Question

The amount of gasoline sold each month to customers at Bob's Exxon station in downtown Navasota is a random variable. This random variable can be described as having a normal distribution with mean 2500 gallons and a standard deviation of 200 gallons (and there is no seasonal variation in sales).
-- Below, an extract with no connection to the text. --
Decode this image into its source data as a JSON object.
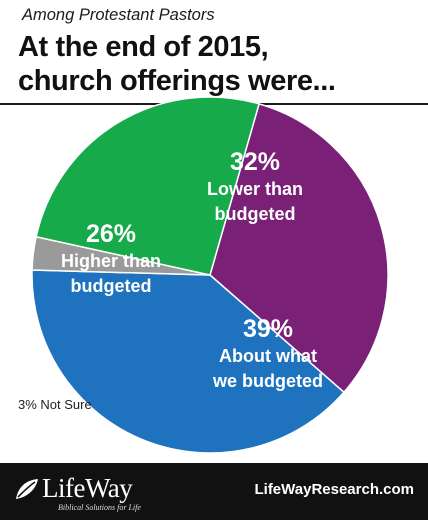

Exxon will give Bob an all-expense paid trip to College Station, including a free dinner at Burger King, if his station pumps more than 2800 gallons in any one month.
What is the probability that Bob will win that wonderful trip on the basis of his gasoline sales this month?

Answer 1

Answer:

The probability that Bob will win that wonderful trip on the basis of his gasoline sales this month

P(X≥ 2800) = P(Z₁≥1.5) = 0.0768

Step-by-step explanation:

Step(i):-

Mean of the Population (μ) = 2500 gallons

Standard deviation of the population (σ) =200 gallons

Let 'X' be a random variable in Normal distribution

Given X = 2800

$Z = \frac{x-mean}{S.D} = \frac{2800-2500}{200} = 1.5$

Step(ii):-

The probability that Bob will win that wonderful trip on the basis of his gasoline sales this month

P(X≥ 2800) = P(Z₁≥1.5)

                  = 0.5 - A(Z₁)

                 =  0.5 - A(1.5)

                 =   0.5 -0.4232    ( from normal table)

                = 0.0768

Conclusion:-

The probability that Bob will win that wonderful trip on the basis of his gasoline sales this month

P(X≥ 2800) = P(Z₁≥1.5) = 0.0768